Come close up to
me, Doctor!"
The Doctor drew his chair close up to that of the old woman.
"Doctor, nobody mus'n' never marry our Elsie 's long 's she lives!
Nobody mus'n' never live with Elsie but Ol' Sophy; 'n' Ol' Sophy won't
never die 's long 's Elsie's alive to be took care of. But I 's feared,
Doctor, I 's greatly feared Elsie wan' to marry somebody. The' 's a
young gen'l'm'n up at that school where she go,--so some of 'em tells
me,--'n' she loves t' see him 'n' talk wi' him, 'n' she talks about him
when she's asleep sometimes. She mus'n' never marry nobody, Doctor!
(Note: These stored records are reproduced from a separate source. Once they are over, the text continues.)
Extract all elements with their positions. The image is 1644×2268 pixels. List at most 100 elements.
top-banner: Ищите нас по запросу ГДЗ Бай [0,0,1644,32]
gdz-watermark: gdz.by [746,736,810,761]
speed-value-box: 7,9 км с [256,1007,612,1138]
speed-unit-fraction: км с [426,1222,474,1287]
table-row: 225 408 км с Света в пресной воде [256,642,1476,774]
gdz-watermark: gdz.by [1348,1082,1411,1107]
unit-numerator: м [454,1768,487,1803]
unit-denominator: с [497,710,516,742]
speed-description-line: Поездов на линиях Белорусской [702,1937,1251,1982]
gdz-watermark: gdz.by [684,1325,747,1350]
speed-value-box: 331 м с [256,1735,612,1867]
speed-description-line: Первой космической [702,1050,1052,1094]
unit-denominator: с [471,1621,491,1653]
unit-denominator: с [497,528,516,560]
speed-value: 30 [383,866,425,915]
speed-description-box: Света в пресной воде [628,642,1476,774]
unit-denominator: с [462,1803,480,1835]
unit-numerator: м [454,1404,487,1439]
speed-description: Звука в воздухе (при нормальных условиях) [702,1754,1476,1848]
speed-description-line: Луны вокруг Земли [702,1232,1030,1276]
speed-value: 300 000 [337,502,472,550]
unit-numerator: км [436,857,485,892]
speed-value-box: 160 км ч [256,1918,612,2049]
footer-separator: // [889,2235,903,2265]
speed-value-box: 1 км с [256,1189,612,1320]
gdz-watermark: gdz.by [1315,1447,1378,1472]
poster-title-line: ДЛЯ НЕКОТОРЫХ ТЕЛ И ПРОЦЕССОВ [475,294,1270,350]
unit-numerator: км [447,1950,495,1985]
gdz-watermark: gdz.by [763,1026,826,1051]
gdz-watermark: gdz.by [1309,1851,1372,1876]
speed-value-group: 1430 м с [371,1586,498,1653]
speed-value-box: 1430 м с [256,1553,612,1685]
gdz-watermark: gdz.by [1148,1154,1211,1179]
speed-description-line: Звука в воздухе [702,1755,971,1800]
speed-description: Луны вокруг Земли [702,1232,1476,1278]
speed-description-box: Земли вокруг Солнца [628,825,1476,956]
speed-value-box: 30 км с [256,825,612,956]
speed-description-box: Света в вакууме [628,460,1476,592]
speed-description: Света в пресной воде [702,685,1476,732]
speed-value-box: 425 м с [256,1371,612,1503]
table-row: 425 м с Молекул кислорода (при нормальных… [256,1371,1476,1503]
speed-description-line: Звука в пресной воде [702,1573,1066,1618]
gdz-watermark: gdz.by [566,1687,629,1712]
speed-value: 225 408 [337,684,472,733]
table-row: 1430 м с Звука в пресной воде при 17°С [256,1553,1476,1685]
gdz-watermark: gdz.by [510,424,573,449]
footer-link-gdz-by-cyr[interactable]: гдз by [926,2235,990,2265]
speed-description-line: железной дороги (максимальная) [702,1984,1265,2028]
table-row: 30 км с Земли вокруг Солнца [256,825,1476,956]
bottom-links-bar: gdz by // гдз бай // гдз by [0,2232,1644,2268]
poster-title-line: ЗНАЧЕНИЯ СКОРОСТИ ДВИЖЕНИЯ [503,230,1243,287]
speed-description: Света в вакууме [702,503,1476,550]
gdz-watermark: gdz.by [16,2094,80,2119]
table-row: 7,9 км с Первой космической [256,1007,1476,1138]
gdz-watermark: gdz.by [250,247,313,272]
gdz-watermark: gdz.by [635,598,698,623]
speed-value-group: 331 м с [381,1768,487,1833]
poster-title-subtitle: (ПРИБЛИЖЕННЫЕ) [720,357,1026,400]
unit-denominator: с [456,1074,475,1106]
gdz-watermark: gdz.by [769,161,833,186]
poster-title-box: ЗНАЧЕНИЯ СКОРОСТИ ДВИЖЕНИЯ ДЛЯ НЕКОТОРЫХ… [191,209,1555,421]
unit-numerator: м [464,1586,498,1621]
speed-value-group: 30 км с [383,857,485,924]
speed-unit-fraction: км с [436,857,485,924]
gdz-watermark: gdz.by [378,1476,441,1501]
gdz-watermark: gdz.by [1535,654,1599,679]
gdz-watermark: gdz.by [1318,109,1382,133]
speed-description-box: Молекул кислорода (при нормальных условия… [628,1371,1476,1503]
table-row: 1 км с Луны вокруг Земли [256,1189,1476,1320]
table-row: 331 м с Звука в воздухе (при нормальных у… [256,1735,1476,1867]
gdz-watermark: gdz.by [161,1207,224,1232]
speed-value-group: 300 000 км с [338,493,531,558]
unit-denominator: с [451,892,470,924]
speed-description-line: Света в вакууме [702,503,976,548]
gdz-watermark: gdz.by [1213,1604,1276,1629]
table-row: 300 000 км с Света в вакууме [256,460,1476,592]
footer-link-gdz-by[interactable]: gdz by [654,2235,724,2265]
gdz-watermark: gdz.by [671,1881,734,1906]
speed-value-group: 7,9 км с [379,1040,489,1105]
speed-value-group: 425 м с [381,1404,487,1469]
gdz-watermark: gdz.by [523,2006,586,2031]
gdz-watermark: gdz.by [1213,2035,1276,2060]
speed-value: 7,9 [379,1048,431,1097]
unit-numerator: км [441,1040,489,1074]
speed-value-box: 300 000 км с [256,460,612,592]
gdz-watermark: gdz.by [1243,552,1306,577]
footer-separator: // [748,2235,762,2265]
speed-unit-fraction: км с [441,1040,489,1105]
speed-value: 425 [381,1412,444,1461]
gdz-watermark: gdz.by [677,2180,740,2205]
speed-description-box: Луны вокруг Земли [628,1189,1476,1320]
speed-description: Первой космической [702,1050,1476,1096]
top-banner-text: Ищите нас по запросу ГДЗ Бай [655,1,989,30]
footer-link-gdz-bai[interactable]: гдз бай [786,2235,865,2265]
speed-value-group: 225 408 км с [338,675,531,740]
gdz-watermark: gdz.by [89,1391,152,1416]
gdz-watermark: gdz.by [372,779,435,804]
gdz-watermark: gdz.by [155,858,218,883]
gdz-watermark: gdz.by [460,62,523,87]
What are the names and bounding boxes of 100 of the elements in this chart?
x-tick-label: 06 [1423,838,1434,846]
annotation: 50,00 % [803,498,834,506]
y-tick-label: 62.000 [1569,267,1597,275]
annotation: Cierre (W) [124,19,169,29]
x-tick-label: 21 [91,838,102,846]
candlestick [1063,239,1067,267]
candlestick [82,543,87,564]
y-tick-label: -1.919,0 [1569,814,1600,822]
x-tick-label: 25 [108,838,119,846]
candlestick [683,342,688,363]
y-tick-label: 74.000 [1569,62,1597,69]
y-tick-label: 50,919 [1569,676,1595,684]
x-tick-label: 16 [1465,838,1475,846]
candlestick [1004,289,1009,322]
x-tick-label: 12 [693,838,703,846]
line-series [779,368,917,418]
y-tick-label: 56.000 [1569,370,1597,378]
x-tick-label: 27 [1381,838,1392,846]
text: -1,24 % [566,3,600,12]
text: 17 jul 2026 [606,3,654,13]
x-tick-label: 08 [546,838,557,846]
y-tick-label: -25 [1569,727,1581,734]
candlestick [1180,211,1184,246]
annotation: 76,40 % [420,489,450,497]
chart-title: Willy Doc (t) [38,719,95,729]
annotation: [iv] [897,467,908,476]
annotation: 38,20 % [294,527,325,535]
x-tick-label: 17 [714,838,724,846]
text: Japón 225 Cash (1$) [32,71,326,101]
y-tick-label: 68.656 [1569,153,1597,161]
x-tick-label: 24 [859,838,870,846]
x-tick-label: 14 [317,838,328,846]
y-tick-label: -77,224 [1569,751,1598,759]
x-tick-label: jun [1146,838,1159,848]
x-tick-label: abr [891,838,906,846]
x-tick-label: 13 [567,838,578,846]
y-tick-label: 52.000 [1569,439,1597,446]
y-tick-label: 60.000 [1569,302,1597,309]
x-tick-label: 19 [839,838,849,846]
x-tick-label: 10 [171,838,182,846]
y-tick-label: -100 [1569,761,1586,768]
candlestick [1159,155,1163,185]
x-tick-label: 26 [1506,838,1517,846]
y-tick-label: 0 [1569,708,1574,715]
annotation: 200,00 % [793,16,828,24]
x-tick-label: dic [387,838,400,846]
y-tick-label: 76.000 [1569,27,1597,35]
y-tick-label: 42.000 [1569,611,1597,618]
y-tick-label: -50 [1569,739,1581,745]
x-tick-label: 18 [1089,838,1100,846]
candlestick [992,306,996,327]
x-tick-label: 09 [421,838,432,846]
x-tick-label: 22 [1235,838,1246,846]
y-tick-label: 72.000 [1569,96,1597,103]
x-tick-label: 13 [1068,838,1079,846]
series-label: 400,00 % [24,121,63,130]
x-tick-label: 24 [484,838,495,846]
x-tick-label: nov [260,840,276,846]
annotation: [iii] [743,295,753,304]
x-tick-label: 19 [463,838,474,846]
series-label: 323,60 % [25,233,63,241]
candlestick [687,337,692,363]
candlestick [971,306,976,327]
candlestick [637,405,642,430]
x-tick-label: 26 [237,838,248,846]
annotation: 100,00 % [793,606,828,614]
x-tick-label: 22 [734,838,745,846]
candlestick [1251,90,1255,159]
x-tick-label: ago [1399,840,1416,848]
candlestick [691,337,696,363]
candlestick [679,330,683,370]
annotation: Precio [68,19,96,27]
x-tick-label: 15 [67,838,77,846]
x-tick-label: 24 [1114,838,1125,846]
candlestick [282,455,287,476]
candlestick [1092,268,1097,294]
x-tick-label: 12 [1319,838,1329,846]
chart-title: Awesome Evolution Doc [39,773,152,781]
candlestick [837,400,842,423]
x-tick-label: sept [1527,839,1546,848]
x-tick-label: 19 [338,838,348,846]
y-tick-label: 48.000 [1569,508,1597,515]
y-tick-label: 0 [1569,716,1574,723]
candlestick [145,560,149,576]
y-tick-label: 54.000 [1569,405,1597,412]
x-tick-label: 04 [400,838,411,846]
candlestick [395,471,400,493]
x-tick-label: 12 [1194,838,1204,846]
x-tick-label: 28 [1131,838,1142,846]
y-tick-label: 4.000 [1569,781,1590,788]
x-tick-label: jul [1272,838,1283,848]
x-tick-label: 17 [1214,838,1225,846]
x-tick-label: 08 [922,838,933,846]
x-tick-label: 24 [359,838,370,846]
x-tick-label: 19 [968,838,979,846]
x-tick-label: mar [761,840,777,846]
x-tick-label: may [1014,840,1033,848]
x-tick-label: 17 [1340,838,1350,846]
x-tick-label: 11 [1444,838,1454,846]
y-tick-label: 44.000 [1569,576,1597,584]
If
she do, he die, certain!"
"If she has a fancy for the young man up at the school there," the Doctor
said, "I shouldn't think there would be much danger from Dick."
"Doctor, nobody know nothin' 'bout Elsie but Ol' Sophy. She no like any
other creatur' th't ever drawed the bref o' life. If she ca'n' marry one
man cos she love him, she marry another man cos she hate him."
"Marry a man because she hates him, Sophy? No woman ever did such a
thing as that, or ever will do it."
"Who tol' you Elsie was a woman, Doctor?" said Old Sophy, with a flash
of strange intelligence in her eyes.